Hello,

I have ATAC sequencing data for two types of cells, each with three replicates. Get strange results by DiffBind analysis. Why is my volcano map only halfway？ I don't know where I went wrong. Is there a problem with the original data or with the processing results? Can anyone answer it. here is my SampleSheet.

last.BAM was compared to the genome.Mitochondrial duplication, PCR duplication and low-quality reads were removed. Paired-ended sequencing to the same chromosome

figure2

figure3

figure4

figure5

here is my code

       a <- dba(sampleSheet="diff.csv")
       a <- dba.count(a,bUseSummarizeOverlaps = TRUE)

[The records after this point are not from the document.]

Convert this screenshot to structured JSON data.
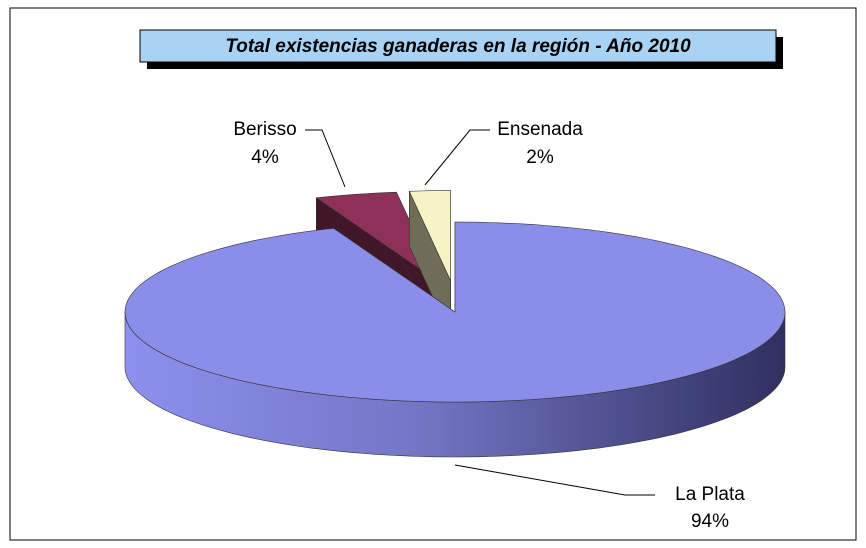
{
  "chart_data": {
    "type": "pie",
    "title": "Total existencias  ganaderas  en la región - Año 2010",
    "categories": [
      "La Plata",
      "Berisso",
      "Ensenada"
    ],
    "values": [
      94,
      4,
      2
    ],
    "value_labels": [
      "94%",
      "4%",
      "2%"
    ],
    "colors": [
      "#8b8ee8",
      "#8e3158",
      "#f6f3c4"
    ]
  }
}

#warning:In serialize(data, node$con) :
 #'package:stats' may not be available when loading


       dba.plotPCA(a,attributes=DBA_FACTOR,label=DBA_ID)
#figure2

       plot(a)
#figure3

       a <- dba.contrast(a,categories = DBA_FACTOR,minMembers = 2)
       a <- dba.analyze(a,method=DBA_DESEQ2)
#warning: solve(): system is singular (rcond: 3.89123e-18); attempting approx solution

       dba.show(a,bContrasts = T)
#  Factor Group Samples Group2 Samples2 DB.DESeq2
# 1 Factor    ab       3     aa        3         8

       dba.plotMA(a)
#warning:In KernSmooth::bkde2D(x, bandwidth = bandwidth, gridsize = nbin,  :Binning grid too coarse for current (small) bandwidth: consider increasing 'gridsize'

#figure4

#This picture is weird.

       dba.plotVolcano(a)

#figure5



sessionInfo( )

This is showing that all of the open chromatin changes are in the same "direction": sites that are open in the aa condition only. There are no sites open in ab that are not also open in aa, so the MA and volcano plots are highly asymmetric.

There are many biological conditions that lead to these types of asymmetric differences. Given how few sites there are, I'd suggest looking at them in a genome browser to see if the sequencing data show the gain in open chromatin in aa at these sites.